Sasha and Masha also highlighted other Russian creative types who make subversive art, such as Petr Pavlensky, whose various works, including the burning of the door of the main KGB offices in Moscow, are a direct challenge to a government that seems to have no trouble sending more artists to prison. Some of Pavlensky's own work is aimed at highlighting the plight of Ukranian filmmaker Oleg Sentsov, who was sentenced to twenty years in the brutal Russian prison system, accused of plotting terrorist acts in Crimea. You had to be touched by Masha and Sasha talking fondly of their fellow Russian artists who are challenging a seemingly all-powerful authoritarian regime with the humor and grace that has long made so much Russian literature and art so rich and compelling.

Many of the questions from the audience centered on the United States' recent election of Donald Trump, and Masha and Sasha shared their perspectives on the new administration. Masha recounted a conversation she had with a woman in Austin, Texas, who said she would leave the country if Trump was elected. Members of Pussy Riot, however, remain active inside Russia precisely because it's their country, too. "If you leave, then it will be their country, their history," Masha said.

Rather than despair, Pussy Riot continues to challenge authority with creativity and intelligence. If they can do that there, certainly American artists and people of conscience can do it here.

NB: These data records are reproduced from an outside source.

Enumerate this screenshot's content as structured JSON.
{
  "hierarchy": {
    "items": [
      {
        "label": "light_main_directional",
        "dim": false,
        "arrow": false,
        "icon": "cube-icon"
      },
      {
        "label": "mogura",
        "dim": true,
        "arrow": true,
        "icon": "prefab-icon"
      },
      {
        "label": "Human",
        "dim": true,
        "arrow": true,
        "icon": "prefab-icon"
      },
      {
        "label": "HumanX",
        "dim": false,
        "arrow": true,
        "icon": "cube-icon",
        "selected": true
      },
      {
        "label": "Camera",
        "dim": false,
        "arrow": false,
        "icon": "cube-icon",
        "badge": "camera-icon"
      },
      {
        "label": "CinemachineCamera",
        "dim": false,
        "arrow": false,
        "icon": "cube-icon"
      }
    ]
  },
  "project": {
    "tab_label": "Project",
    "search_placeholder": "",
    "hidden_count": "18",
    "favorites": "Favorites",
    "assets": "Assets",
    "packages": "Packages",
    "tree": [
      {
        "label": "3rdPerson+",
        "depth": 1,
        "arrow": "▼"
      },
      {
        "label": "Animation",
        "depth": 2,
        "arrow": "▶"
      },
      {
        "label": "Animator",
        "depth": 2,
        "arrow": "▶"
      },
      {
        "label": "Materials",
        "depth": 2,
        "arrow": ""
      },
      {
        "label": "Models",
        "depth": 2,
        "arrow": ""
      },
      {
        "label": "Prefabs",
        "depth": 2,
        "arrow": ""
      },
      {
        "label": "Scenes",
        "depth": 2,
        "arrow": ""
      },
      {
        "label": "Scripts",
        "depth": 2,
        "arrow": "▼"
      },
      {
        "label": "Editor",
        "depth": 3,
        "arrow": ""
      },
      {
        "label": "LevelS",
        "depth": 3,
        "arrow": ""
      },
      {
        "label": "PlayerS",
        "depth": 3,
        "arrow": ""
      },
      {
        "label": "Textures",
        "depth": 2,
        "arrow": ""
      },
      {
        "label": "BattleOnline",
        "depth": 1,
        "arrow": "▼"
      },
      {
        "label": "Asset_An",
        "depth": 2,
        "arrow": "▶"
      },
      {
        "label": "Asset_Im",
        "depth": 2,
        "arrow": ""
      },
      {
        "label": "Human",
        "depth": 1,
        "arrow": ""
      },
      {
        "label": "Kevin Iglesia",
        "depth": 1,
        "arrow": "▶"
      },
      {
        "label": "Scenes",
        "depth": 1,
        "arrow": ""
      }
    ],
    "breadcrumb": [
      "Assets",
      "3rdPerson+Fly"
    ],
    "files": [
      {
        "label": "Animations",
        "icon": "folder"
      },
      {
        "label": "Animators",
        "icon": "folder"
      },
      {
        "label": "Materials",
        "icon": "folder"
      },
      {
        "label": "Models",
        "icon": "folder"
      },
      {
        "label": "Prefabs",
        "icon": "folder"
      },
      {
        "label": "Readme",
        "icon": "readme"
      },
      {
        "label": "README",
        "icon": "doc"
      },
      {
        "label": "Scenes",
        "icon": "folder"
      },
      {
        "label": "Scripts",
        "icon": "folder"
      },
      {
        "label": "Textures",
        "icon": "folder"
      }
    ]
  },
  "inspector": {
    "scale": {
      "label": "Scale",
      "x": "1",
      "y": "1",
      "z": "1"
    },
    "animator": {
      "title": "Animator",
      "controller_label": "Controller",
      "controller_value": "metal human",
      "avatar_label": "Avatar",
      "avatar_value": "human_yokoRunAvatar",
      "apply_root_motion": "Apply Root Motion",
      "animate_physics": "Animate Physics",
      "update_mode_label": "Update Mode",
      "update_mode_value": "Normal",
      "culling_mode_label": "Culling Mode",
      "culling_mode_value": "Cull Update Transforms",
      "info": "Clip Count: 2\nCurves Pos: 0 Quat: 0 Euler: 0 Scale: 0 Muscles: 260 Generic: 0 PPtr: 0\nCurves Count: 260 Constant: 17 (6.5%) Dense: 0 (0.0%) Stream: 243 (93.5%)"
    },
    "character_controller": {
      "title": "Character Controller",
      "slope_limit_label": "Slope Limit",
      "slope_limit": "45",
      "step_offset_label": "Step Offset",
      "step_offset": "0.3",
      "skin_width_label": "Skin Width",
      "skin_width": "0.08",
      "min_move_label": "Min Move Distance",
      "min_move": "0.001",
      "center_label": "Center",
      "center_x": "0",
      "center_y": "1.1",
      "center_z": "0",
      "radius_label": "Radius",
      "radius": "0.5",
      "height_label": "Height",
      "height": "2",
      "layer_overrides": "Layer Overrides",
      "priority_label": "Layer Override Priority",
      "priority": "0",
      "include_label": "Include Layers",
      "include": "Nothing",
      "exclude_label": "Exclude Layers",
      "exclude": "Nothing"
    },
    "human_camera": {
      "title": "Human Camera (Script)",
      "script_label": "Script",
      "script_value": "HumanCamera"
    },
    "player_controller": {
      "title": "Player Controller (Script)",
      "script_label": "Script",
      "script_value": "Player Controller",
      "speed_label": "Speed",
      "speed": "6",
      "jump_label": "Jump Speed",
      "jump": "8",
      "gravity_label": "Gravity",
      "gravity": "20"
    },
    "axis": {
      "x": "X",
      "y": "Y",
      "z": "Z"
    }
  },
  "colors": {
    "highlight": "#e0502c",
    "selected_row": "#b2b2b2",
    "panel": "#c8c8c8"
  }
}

It was not enough for members of Pussy Riot to throw up their hands and say "Everything is fucked" — and taking cues from the way they carried out their efforts will be fruitful for activists in the U.S.

The event ended with Sasha showing a film about the plight of MediaZona journalist Egor Skovoroda, who experienced violent intimidation while reporting on events in Chechnya, highlighting how art, world events, journalism and the lives of everyday people are not disconnected and can mutually inform and inspire action.